Quasi sei europei su dieci ripongono fiducia nelle energie rinnovabili come strumento chiave per guidare il Vecchio Continente verso l'addio ai combustibili fossili. È questo il dato principale che emerge dall'ultimo Eurobarometro Flash diffuso ieri dalla Commissione europea, un sondaggio che fotografa sia le convinzioni dei cittadini sia i comportamenti concreti adottati di fronte all'impennata dei prezzi energetici che ha caratterizzato gli ultimi mesi.

Secondo l'indagine, il 56% degli intervistati considera lo sviluppo di impianti rinnovabili come la priorità strategica per completare la transizione ecologica dell'Unione. Seguono a distanza altre soluzioni: il 40% degli europei punta sull'incremento dell'efficienza energetica degli edifici e dei sistemi, mentre il 32% non esclude il ricorso all'energia nucleare come opzione complementare nel mix energetico futuro. Questi numeri riflettono una consapevolezza diffusa tra i cittadini riguardo l'urgenza di riorientare il modello energetico continentale.

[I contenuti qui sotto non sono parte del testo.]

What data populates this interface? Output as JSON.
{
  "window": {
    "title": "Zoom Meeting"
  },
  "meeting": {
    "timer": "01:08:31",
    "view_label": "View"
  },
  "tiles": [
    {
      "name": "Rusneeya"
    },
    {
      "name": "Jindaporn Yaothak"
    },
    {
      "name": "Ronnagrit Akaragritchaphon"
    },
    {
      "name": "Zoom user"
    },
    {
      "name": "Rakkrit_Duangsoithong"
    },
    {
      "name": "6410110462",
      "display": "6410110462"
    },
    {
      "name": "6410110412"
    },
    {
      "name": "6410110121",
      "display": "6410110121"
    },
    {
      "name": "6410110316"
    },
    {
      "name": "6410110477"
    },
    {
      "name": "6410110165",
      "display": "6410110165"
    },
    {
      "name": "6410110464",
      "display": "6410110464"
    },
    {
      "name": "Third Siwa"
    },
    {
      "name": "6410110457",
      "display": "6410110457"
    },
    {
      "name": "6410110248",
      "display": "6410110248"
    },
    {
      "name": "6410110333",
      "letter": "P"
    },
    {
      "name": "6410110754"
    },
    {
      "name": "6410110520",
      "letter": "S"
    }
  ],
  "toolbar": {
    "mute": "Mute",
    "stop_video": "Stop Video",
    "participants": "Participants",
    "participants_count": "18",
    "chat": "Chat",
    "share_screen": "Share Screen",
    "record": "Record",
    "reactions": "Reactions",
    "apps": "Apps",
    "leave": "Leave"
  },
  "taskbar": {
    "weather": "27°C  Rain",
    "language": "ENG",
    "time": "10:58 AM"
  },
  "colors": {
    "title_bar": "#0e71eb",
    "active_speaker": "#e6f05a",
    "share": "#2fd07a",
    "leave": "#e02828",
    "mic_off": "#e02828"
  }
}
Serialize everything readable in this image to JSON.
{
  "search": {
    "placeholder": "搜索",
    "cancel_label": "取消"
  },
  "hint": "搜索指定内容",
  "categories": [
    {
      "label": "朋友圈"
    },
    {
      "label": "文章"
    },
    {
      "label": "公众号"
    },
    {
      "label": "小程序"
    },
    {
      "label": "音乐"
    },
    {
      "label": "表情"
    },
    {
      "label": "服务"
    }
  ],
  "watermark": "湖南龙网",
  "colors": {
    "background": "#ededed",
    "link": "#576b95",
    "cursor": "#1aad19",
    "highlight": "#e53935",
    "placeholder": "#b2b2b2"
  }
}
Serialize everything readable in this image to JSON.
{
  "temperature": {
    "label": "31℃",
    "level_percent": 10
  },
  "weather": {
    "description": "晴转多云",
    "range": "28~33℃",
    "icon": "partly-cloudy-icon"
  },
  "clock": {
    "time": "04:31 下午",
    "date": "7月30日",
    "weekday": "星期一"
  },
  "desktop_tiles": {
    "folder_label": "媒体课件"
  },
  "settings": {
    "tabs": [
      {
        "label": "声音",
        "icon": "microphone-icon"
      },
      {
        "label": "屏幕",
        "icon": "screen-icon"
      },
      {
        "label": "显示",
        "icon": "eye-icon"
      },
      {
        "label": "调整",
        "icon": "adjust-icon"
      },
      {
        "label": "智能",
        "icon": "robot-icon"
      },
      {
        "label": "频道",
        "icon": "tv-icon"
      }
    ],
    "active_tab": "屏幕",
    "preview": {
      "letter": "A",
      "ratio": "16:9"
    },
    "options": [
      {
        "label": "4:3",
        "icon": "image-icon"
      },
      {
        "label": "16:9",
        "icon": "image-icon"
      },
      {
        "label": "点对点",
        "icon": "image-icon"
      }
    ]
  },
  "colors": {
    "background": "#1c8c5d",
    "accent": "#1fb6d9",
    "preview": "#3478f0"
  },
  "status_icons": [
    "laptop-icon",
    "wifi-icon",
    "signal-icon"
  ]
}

Al di là delle preferenze teoriche, il sondaggio rivela come le famiglie europee stiano già modificando concretamente le proprie abitudini di consumo. Quasi un cittadino su tre (31%) ha deliberatamente ridotto l'utilizzo di energia elettrica, mentre il 27% monitora con maggiore scrupolo i propri consumi per evitare sprechi. Più della metà si è inoltre concentrata sul riscaldamento e sulla climatizzazione: il 26% ha limitato l'utilizzo di questi impianti anche a costo di sacrifici nel comfort domestico.

A livello più pratico, il 20% degli europei ha iniziato a concentrare i consumi durante le fasce orarie caratterizzate da tariffe più vantaggiose, sfruttando i sistemi di pricing dinamico ormai diffusi in molti paesi. Sul fronte degli investimenti, il 16% ha scelto di rinnovare l'elettrodomestico vecchio con modelli certificati a basso consumo, mentre il 14% ha già avviato l'installazione di pannelli solari o altre fonti rinnovabili sul proprio tetto, oppure sta valutando seriamente questa opzione.

I dati dell'Eurobarometro rivelano dunque uno scenario complesso: da un lato una popolazione consapevole dell'importanza della transizione energetica e orientata verso soluzioni green; dall'altro una cittadinanza che, presa dalla pressione economica, sta già adeguando i comportamenti quotidiani. Questo elemento suggerirebbe che l'accelerazione verso le rinnovabili non rimane soltanto un'aspirazione di policy, ma inizia a tradursi in scelte concrete, sia a livello individuale che collettivo.